Effects of solvent-particle interaction kinetics on microstructure formation during three-dimensional printing

Lactone-based absorbable polyesters, such as polylactide-co-glycolides, are commonly used for the construction of biomedical devices. Many such devices can be constructed by a novel manufacturing technology known as three dimensional printingTM (3DPTM), which fabricates complex structures by ink-jet liquid binder onto loose powder in a laminated fashion. The predominant 3DP binding mechanism for lactone based absorbable polyester powder is dissolution-reprecipitation. The objective of this study is to compare the relative time scales for particle dissolution and solvent evaporation during 3DP processing.
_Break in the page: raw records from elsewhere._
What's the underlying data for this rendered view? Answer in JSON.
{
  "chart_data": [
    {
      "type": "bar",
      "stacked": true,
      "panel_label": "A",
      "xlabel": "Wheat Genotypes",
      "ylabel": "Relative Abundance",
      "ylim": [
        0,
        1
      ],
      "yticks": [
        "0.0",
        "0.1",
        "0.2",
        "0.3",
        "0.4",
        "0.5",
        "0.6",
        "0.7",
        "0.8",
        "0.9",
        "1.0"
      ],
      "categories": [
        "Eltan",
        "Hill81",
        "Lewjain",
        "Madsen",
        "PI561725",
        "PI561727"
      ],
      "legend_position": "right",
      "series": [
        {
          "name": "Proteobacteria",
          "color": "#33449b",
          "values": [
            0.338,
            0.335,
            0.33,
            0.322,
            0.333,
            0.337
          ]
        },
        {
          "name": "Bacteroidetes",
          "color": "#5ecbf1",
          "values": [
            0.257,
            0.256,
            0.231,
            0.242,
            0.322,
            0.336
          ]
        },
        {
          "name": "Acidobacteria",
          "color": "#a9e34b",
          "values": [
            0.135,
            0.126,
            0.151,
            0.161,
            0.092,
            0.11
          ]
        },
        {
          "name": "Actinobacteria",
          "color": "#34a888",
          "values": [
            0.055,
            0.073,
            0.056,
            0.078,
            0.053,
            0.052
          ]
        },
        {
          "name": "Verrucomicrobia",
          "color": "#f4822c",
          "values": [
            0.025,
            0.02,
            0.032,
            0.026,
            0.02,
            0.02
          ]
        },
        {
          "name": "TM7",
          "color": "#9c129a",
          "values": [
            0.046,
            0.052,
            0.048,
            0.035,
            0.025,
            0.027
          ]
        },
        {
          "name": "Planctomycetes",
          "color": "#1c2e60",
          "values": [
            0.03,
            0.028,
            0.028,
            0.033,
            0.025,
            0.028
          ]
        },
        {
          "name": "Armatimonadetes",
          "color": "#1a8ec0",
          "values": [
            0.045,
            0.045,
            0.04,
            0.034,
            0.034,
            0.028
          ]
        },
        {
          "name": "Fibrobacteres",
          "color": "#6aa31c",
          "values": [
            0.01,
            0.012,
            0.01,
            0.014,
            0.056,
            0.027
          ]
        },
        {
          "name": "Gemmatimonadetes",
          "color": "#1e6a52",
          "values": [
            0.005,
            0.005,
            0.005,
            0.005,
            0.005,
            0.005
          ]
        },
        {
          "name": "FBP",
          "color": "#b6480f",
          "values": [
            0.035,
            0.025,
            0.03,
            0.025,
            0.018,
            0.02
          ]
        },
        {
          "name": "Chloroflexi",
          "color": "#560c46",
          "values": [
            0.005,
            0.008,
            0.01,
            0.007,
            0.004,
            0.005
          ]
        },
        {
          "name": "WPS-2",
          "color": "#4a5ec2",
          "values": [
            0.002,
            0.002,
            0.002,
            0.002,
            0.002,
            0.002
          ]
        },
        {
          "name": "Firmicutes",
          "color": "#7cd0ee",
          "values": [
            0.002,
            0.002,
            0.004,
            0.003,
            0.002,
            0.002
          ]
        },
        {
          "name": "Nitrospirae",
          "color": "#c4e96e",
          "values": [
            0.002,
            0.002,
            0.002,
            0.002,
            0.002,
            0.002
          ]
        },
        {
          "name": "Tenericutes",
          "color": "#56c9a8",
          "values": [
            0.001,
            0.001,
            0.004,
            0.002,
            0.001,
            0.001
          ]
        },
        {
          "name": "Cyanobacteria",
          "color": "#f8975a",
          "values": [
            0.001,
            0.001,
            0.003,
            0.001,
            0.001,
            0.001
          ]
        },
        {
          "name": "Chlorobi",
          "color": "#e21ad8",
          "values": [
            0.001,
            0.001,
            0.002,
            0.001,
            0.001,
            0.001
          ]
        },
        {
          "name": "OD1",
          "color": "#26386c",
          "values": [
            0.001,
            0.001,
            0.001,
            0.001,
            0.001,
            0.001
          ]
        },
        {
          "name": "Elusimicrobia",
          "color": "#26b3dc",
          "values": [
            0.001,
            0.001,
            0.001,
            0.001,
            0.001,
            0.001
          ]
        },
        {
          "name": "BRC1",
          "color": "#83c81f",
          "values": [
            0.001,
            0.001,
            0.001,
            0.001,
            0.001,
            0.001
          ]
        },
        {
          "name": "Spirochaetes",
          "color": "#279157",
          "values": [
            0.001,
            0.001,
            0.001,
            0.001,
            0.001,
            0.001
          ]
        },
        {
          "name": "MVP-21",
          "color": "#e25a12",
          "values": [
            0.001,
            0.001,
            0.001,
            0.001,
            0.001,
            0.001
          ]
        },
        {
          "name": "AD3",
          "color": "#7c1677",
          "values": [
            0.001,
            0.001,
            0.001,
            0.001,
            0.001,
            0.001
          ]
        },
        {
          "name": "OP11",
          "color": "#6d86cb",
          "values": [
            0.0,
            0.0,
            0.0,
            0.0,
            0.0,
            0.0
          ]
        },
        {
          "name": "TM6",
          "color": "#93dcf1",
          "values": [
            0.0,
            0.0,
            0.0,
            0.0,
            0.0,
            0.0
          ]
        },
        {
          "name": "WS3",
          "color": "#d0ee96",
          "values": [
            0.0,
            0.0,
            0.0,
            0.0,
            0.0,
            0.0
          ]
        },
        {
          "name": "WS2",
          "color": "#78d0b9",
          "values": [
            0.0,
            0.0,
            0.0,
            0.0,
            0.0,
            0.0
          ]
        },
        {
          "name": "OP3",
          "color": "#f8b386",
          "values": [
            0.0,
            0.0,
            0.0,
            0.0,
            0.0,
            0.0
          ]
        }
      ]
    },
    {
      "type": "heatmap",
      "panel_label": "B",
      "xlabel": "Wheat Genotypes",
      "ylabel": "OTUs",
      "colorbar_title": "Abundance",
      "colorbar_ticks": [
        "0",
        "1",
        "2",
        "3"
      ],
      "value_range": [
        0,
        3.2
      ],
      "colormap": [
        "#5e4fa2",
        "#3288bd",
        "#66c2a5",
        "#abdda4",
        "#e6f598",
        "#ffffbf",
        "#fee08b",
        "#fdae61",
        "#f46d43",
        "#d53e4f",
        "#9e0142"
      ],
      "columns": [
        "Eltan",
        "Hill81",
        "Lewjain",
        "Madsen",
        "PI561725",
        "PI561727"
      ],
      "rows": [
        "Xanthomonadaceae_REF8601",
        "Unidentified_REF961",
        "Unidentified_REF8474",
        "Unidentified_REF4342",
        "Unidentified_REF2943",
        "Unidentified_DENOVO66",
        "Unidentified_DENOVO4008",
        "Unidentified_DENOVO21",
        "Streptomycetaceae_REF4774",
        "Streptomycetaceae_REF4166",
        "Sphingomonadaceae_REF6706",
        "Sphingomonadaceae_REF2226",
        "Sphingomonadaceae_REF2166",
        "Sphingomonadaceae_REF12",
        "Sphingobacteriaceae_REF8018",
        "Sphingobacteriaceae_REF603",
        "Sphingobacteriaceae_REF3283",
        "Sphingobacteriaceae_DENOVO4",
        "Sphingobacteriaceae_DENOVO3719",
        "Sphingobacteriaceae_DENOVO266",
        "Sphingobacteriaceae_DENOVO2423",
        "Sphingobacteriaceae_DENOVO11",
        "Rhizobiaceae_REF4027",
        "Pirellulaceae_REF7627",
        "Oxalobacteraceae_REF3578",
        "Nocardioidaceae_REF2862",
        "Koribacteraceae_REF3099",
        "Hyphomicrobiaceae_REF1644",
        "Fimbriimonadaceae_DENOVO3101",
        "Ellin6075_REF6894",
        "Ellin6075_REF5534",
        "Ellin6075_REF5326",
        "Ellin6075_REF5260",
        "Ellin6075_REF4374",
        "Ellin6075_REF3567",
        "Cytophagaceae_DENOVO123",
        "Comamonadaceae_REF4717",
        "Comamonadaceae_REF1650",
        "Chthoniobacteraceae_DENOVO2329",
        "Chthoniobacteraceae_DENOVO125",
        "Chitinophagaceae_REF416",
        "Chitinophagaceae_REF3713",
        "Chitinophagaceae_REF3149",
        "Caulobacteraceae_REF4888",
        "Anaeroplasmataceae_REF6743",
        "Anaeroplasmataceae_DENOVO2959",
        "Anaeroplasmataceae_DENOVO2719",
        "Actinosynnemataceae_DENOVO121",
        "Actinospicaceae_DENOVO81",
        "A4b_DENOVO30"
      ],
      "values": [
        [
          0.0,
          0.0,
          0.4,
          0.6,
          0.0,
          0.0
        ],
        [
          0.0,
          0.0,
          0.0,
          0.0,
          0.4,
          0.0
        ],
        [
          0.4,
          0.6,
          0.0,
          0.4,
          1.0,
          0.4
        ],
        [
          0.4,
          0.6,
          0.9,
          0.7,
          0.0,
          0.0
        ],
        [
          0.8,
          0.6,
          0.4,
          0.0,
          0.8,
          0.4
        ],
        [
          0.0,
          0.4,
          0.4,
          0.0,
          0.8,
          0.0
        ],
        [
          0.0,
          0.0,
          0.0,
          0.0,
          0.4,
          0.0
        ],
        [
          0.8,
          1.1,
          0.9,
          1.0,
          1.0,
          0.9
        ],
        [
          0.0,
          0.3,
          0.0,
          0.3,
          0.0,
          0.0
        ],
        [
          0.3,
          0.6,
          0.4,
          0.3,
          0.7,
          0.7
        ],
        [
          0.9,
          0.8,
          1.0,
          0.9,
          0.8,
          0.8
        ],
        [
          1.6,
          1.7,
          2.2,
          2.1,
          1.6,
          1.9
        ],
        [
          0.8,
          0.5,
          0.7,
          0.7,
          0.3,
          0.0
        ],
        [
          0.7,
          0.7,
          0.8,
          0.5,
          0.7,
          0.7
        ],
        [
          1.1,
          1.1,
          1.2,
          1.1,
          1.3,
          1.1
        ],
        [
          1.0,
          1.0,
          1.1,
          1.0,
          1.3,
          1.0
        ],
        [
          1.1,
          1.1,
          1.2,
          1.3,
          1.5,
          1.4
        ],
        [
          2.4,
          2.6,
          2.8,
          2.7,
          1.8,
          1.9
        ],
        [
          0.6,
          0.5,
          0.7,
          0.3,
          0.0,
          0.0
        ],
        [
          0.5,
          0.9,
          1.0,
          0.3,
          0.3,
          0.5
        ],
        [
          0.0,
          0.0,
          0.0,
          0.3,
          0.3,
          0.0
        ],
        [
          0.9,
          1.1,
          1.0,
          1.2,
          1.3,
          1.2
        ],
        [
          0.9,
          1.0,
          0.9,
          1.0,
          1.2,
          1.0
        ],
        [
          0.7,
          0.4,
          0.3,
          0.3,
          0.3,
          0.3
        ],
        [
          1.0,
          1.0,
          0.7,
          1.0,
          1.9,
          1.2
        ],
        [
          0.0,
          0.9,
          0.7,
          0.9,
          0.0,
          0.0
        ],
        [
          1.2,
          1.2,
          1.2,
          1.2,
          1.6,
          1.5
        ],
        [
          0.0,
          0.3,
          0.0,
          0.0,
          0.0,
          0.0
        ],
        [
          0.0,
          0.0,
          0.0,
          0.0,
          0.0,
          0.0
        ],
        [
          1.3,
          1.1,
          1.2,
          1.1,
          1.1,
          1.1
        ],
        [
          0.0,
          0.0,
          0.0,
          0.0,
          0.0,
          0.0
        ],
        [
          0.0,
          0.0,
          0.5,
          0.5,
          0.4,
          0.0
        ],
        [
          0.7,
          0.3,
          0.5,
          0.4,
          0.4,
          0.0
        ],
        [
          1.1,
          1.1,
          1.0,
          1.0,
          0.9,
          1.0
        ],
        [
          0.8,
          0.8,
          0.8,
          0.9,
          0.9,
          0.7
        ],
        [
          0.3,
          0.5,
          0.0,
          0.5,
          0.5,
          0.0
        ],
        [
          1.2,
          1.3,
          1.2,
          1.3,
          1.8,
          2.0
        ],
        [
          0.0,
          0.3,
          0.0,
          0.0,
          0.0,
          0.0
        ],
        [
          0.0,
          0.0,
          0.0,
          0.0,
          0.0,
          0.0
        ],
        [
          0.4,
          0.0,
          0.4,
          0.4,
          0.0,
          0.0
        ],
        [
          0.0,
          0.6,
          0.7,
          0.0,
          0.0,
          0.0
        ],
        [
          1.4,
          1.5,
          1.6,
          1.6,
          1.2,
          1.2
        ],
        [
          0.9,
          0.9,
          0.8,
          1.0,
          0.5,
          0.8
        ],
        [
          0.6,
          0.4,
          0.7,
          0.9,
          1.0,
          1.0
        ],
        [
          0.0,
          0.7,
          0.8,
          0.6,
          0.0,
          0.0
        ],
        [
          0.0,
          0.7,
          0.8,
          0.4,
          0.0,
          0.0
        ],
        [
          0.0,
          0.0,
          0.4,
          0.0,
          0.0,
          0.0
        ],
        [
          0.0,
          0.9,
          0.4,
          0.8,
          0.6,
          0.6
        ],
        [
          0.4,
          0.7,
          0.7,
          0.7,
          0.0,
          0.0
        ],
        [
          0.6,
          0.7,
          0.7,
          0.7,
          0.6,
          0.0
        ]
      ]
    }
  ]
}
An experimental setup was devised to determine the time scale for particle dissolution. This time scale was found to be particle size independent for small particles, but size dependent for larger particles. The time scale for chloroform evaporation from typical 3DP powder beds was determined to be on the same order as the particle dissolution time scale. Dissolution-evaporation (DE) plots were constructed to illustrate the relationship between evaporation time scale, dissolution time scale, particle size, printing conditions, and external mass transfer conditions. The DE plot provides a good estimate of the necessary printing conditions under which the evaporation time is sufficient for particle dissolution for a given particle dimension. Microstructural analysis of the printed structures demonstrated the importance of the relative time scales of particle dissolution and solvent evaporation. Practical implications of these findings in 3DP are described.